Mas para começaremos a falar sobre isso, tem de se recuar a 1963. Quando apesar de ser o vencedor absoluto em La Sarthe, vencer no domingo e vender na segunda não era aplicável em Maranello porque nem todos os ultra-ricos podiam comprar os seus carros...
COMMENDATORE CONTRA O DEUCE
Enzo Ferrari nasceu a 20 de fevereiro de 1898 em Modena, mas ele alimentou a lenda que tinha nascido dois dias antes, que uma tempestade de neve impediu o seu pai de o registar nesse dia. Ferrari nasceu quase vinte anos antes de Henry Ford II, nascido a 4 de setembro de 1917. Se Ferrari era o filho de um ferreiro, já Ford nascera em berço de ouro. O seu avô, Henry Ford, tinha fundado a empresa e enriquecera com o modelo T, enquanto Edsel Ford, seu pai, pretendia seguir os passos do progenitor para ficar na frente da fábrica quando fosse a altura.

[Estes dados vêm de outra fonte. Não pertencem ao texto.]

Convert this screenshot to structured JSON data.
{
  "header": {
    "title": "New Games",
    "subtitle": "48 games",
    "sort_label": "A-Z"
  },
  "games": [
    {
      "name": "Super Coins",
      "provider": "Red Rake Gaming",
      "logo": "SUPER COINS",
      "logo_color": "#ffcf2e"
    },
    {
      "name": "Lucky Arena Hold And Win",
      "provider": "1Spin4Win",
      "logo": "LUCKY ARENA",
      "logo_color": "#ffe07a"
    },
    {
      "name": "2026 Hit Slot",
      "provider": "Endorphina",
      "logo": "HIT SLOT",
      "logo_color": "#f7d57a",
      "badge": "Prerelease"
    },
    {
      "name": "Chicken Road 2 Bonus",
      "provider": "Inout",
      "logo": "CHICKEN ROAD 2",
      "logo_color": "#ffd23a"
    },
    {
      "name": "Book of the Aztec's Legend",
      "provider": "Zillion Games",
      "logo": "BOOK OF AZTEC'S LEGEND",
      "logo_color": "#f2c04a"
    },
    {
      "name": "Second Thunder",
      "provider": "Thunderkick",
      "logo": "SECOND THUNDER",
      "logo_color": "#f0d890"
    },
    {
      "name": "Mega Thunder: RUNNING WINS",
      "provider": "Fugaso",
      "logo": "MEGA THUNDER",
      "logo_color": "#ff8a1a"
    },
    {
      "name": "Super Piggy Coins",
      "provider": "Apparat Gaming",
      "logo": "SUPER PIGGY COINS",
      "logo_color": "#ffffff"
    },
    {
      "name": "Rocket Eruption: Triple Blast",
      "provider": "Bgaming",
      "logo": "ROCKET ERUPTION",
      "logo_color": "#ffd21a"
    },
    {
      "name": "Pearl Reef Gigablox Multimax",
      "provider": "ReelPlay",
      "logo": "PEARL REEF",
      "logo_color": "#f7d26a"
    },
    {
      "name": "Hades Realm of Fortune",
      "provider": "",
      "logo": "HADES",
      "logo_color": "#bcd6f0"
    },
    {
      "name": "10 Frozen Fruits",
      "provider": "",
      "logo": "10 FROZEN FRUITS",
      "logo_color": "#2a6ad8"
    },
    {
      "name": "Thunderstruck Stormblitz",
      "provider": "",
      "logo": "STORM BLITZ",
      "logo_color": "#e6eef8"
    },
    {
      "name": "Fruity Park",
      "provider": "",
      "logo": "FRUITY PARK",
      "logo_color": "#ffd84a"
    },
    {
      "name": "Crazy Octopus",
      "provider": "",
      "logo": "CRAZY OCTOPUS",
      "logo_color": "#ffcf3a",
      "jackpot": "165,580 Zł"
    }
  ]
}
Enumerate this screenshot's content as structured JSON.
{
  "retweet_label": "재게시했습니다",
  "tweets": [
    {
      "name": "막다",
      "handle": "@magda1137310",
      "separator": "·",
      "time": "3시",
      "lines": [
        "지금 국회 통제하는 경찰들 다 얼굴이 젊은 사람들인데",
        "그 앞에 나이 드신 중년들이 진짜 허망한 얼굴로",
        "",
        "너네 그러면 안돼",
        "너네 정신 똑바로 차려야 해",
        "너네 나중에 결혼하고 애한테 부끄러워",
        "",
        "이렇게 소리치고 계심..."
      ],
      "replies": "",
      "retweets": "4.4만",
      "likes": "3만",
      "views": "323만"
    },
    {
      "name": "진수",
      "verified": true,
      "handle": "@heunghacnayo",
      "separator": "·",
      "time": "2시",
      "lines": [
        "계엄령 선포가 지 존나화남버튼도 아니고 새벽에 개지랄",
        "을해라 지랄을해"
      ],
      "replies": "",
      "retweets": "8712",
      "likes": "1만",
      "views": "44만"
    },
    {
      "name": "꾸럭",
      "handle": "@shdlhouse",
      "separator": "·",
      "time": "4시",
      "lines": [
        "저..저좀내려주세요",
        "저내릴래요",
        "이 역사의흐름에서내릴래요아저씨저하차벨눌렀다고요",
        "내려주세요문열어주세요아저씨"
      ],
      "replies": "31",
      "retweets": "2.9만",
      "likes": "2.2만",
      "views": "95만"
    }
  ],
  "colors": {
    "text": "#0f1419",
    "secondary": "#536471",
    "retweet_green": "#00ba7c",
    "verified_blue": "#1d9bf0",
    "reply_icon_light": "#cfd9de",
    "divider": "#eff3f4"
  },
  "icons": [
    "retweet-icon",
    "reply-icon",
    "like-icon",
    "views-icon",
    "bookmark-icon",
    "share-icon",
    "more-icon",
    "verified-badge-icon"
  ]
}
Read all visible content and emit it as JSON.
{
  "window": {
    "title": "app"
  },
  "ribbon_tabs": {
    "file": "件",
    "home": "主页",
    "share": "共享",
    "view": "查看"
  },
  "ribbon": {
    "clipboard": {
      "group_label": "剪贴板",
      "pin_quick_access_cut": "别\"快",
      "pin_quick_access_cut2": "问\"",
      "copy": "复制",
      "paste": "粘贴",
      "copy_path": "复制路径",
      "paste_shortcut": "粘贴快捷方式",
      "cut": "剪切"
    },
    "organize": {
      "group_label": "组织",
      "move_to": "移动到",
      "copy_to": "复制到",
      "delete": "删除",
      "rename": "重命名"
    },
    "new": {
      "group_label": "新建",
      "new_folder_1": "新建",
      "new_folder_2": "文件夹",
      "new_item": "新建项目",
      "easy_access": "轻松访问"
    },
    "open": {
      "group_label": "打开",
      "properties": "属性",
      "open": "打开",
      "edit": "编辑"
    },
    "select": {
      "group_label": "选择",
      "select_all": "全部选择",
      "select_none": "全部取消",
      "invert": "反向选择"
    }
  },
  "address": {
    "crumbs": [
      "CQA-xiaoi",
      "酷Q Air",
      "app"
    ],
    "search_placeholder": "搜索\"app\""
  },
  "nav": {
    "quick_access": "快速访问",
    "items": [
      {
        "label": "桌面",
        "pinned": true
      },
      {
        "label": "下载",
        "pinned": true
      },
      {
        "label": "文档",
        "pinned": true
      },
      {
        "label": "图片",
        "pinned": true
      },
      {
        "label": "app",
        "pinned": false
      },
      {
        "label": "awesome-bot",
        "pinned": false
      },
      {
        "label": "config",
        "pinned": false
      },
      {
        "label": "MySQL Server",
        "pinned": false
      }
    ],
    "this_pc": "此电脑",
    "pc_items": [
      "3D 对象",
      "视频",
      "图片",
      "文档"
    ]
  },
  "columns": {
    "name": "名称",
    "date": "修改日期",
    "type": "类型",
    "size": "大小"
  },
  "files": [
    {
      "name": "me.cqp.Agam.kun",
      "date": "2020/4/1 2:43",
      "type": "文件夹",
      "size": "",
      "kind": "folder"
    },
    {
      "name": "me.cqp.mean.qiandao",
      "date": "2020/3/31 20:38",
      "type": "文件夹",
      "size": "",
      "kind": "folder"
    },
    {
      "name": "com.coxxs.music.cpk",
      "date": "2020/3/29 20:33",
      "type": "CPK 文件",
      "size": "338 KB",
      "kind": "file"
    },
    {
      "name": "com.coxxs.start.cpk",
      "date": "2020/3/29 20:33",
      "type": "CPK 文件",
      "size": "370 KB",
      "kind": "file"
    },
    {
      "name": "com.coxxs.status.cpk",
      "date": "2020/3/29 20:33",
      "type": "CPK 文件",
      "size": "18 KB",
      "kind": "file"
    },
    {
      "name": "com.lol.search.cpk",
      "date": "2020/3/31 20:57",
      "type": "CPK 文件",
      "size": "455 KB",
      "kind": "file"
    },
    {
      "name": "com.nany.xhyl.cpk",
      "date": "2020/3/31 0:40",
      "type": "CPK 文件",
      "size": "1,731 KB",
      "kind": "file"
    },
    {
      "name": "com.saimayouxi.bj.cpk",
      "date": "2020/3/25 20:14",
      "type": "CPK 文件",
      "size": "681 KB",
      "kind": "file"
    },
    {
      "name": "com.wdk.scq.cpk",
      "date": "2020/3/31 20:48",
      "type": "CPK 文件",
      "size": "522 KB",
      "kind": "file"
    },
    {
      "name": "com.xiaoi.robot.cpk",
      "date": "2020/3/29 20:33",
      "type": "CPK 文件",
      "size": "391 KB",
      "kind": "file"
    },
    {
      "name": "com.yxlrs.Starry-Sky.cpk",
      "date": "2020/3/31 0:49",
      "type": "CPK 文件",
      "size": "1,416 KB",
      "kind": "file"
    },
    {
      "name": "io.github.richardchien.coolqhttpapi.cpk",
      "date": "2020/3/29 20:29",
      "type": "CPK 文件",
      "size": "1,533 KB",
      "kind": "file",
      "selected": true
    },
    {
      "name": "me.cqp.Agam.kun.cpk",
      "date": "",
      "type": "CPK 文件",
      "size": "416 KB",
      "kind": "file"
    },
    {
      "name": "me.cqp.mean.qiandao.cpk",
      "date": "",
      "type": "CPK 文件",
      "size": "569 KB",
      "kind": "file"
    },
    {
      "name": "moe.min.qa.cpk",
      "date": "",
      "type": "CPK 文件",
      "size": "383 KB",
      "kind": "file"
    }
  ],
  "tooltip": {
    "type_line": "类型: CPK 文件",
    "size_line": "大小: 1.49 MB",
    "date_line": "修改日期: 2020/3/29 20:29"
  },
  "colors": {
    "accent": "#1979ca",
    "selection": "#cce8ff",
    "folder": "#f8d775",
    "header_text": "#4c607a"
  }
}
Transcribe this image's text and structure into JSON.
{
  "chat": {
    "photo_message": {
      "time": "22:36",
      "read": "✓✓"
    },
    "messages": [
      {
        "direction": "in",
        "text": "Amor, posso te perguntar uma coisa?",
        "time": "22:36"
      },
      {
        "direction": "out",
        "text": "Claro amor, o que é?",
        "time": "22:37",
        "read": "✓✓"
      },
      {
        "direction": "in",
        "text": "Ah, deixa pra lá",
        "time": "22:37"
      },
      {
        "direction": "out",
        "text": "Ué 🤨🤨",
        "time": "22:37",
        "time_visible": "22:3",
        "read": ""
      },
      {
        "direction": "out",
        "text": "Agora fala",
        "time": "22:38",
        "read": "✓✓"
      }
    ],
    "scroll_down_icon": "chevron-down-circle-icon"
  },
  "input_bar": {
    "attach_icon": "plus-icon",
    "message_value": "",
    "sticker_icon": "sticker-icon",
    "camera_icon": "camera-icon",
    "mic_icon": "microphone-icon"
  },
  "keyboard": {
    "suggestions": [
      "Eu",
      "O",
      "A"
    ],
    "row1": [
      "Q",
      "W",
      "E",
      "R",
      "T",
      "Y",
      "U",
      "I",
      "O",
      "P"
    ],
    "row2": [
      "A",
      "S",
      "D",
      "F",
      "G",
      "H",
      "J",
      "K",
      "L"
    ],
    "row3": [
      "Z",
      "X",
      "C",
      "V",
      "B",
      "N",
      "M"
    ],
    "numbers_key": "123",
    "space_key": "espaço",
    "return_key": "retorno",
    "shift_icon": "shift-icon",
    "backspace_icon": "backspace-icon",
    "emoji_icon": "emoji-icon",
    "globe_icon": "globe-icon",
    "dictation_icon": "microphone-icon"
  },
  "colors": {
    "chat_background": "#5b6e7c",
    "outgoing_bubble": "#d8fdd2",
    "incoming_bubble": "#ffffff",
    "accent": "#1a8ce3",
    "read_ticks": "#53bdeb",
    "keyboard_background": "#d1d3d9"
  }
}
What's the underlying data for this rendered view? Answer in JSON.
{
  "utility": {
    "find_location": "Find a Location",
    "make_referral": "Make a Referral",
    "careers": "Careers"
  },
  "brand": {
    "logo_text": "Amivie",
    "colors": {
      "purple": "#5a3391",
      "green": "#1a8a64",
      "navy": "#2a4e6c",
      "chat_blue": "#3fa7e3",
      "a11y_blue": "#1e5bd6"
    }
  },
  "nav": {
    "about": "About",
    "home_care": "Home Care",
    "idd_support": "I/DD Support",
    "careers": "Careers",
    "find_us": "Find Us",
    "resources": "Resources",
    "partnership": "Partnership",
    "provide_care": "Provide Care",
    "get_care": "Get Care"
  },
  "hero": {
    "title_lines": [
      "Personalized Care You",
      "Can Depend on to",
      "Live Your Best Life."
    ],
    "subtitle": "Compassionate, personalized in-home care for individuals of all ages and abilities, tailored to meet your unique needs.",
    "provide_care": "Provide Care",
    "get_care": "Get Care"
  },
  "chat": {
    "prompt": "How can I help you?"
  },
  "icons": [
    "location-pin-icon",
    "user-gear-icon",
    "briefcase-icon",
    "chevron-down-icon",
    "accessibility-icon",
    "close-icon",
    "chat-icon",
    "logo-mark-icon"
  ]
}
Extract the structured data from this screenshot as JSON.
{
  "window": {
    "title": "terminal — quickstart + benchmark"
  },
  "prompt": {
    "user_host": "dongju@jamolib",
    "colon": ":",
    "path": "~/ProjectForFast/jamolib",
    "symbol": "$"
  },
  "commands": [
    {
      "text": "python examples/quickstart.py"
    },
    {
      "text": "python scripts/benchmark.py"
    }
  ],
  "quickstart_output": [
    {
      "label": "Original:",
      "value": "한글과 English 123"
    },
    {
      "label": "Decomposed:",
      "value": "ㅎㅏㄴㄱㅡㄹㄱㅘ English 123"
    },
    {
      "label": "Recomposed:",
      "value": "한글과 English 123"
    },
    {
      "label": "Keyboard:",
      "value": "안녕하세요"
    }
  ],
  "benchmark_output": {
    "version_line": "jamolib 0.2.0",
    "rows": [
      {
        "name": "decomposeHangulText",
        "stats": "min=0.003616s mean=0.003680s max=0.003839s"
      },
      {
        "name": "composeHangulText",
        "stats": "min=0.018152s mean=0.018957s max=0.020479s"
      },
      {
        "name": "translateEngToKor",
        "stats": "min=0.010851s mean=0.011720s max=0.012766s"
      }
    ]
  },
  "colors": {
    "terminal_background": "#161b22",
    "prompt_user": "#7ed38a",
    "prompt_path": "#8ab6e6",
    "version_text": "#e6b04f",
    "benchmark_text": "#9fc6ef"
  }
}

Henry Ford II, o "Deuce", e Enzo tiveram pelo menos uma coisa em comum: perderam o pai muito cedo. O italiano foi durante a I Guerra Mundial, quase a seguir foi o irmão mais velho, deixando-o orfão aos vinte anos. Já "Deuce" estava na Marinha a servir o país na II Guerra Mundial quando, aos 26 anos, viu Edsel definhar e morrer, vitima de cancro.
Ferrari foi piloto logo depois da I Guerra Mundial, vencendo corridas, especialmente pela Alfa Romeo, uma das marcas que apostara no automobilismo depois do primeiro conflito mundial. Foi assim ao longo da década de 20, e em 1929, decidiu pendurar o capacete para tomar conta dos carros da marca. Mas não oficialmente, logo, surgiu a Scuderia Ferrari. E nesse tempo, também foi o diretor de corrida de pilotos como Tazio Nuvolari, Achile Varzi ou Luigi Fagioli. Não se conhece o gosto automobilistico de "Deuce", mas em 1903, o seu avô montou um carro de corrida e alcançou recordes de velocidade. E fala-se que foi ele que cunhou a frase: "vence no domingo, vende-se na segunda", mas na realidade, foi Harvey Firestone o autor da frase.
No final da II Guerra Mundial, onde Ford viu a sua fábrica convertida para construir bombardeiros, e Ferrari mudou-se para Maranello porque esses mesmos aviões bombardearam a sua oficina em Modena, liberto de todas as amarras, Ferrari decidiu construir a sua marca em 1947. Preparou o seu filho, Alfredino (Dino) para ser seu sucessor, mas em 1956, uma distrofia muscular matou-o aos 24 anos.
E é nessa altura que começa o livro. Ferrari tem uma equipa na Formula 1, e já tinha vencido dois campeonatos de pilotos, em 1952 e 53, com Alberto Ascari ao volante. Mas este tinha morrido em 1955, durante uma sessão de testes em Monza, apenas três depois depois de ter sofrido um acidente espectacular no GP do Mónaco, onde tinha caído às águas do porto no seu Lancia. Também por essa altura já tinha vencido em Le Mans, a primeira vez em 1949, graças à inscrição privada de Luigi Chinetti, um italo-americano do qual Ferrari encarregou de ser seu importador para os Estados Unidos. Ele também viria a formar a NART, a North American Racing Team.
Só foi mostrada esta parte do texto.